Chapter 13. Building Communication Components

The preceding chapters have introduced the classes that form the foundation of every communication application. The core communication classes in client-side Flash ActionScript are Video, Camera, Microphone, NetStream, NetConnection, and SharedObject. In FlashCom Server-Side ActionScript, the core classes are Application, Client, SharedObject, Stream, and NetConnection. Describing and demonstrating how to work with each class has taken up more than half of this book for good reason: facility with the core communication objects is a necessity for building applications. The preceding chapters included many small test and demonstration programs and, if you have been reading through them sequentially, you may be wondering how to turn the many examples you've seen into full-featured applications. The remainder of this book is devoted to providing you with the information and examples you need to build useful, robust, secure, and scalable applications.

This chapter describes the first and arguably most important step in building full-fledged applications. It introduces how to design and build custom communication components. Building communication components makes it possible to partition applications into well-defined building blocks that can be built and tested separately and then assembled to make a variety of applications.

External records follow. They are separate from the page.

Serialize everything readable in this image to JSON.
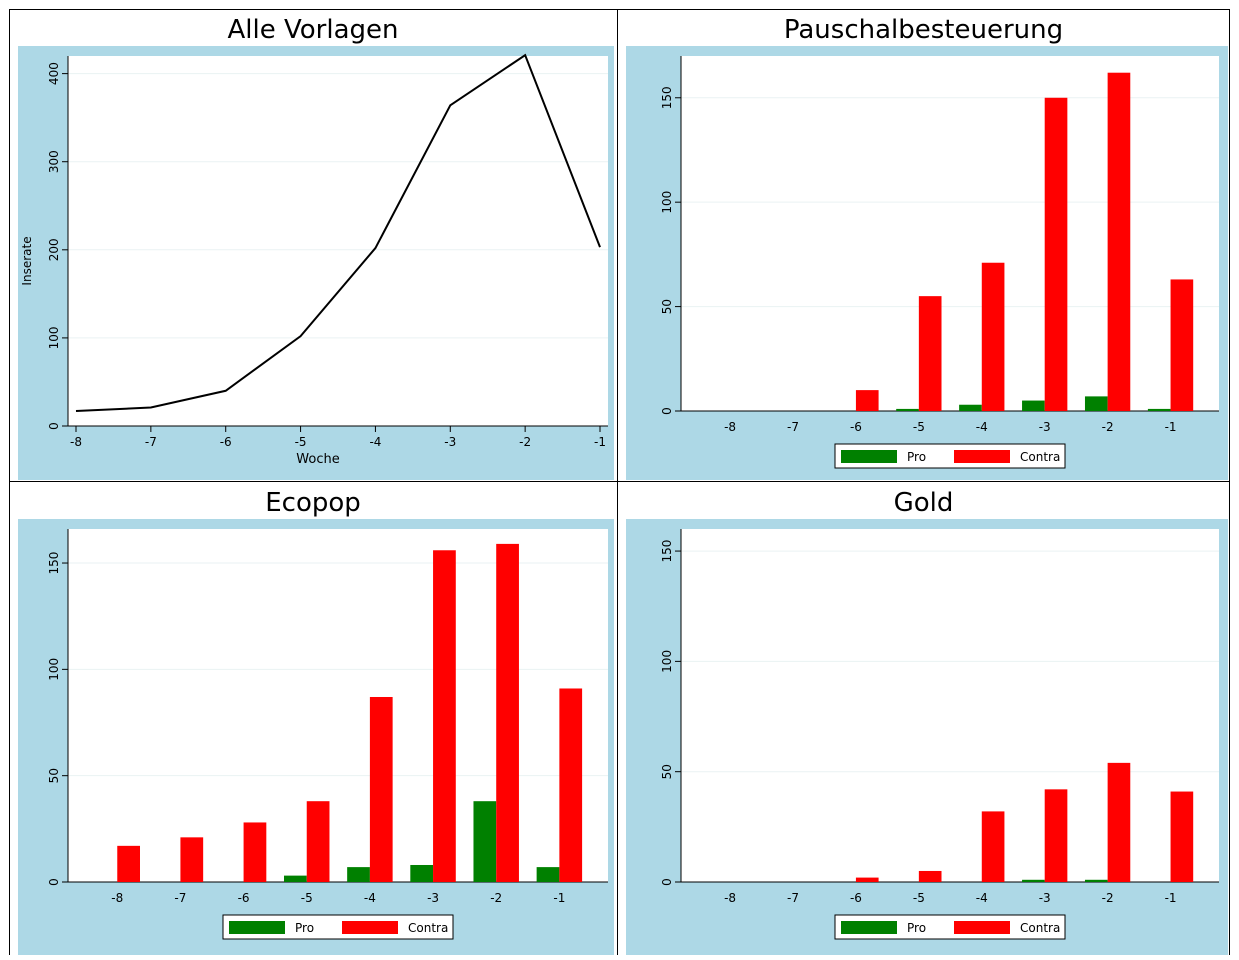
{
  "chart_data": [
    {
      "type": "line",
      "title": "Alle Vorlagen",
      "xlabel": "Woche",
      "ylabel": "Inserate",
      "xlim": [
        -8,
        -1
      ],
      "ylim": [
        0,
        420
      ],
      "x_ticks": [
        -8,
        -7,
        -6,
        -5,
        -4,
        -3,
        -2,
        -1
      ],
      "y_ticks": [
        0,
        100,
        200,
        300,
        400
      ],
      "grid": true,
      "series": [
        {
          "x": [
            -8,
            -7,
            -6,
            -5,
            -4,
            -3,
            -2,
            -1
          ],
          "values": [
            17,
            21,
            40,
            102,
            202,
            364,
            421,
            203
          ]
        }
      ]
    },
    {
      "type": "bar",
      "title": "Pauschalbesteuerung",
      "categories": [
        "-8",
        "-7",
        "-6",
        "-5",
        "-4",
        "-3",
        "-2",
        "-1"
      ],
      "ylim": [
        0,
        170
      ],
      "y_ticks": [
        0,
        50,
        100,
        150
      ],
      "grid": true,
      "legend": "bottom",
      "series": [
        {
          "name": "Pro",
          "color": "#008000",
          "values": [
            0,
            0,
            0,
            1,
            3,
            5,
            7,
            1
          ]
        },
        {
          "name": "Contra",
          "color": "#ff0000",
          "values": [
            0,
            0,
            10,
            55,
            71,
            150,
            162,
            63
          ]
        }
      ]
    },
    {
      "type": "bar",
      "title": "Ecopop",
      "categories": [
        "-8",
        "-7",
        "-6",
        "-5",
        "-4",
        "-3",
        "-2",
        "-1"
      ],
      "ylim": [
        0,
        166
      ],
      "y_ticks": [
        0,
        50,
        100,
        150
      ],
      "grid": true,
      "legend": "bottom",
      "series": [
        {
          "name": "Pro",
          "color": "#008000",
          "values": [
            0,
            0,
            0,
            3,
            7,
            8,
            38,
            7
          ]
        },
        {
          "name": "Contra",
          "color": "#ff0000",
          "values": [
            17,
            21,
            28,
            38,
            87,
            156,
            159,
            91
          ]
        }
      ]
    },
    {
      "type": "bar",
      "title": "Gold",
      "categories": [
        "-8",
        "-7",
        "-6",
        "-5",
        "-4",
        "-3",
        "-2",
        "-1"
      ],
      "ylim": [
        0,
        160
      ],
      "y_ticks": [
        0,
        50,
        100,
        150
      ],
      "grid": true,
      "legend": "bottom",
      "series": [
        {
          "name": "Pro",
          "color": "#008000",
          "values": [
            0,
            0,
            0,
            0,
            0,
            1,
            1,
            0
          ]
        },
        {
          "name": "Contra",
          "color": "#ff0000",
          "values": [
            0,
            0,
            2,
            5,
            32,
            42,
            54,
            41
          ]
        }
      ]
    }
  ]
}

One advantage of composing an application out of communication components is that many components can manage their own stream and shared object resources without the rest of the application having to manipulate them. Similarly, the code and logic for communication functions such as text chat, video conferencing, shared text areas, and people lists can be encapsulated within each component. In this respect, communication components often resemble miniature applications—each may make use of multiple user interface components, employ client- and server-side code, and manage its own data. Since each communication component is relatively self-contained, adding a component to an application is relatively simple.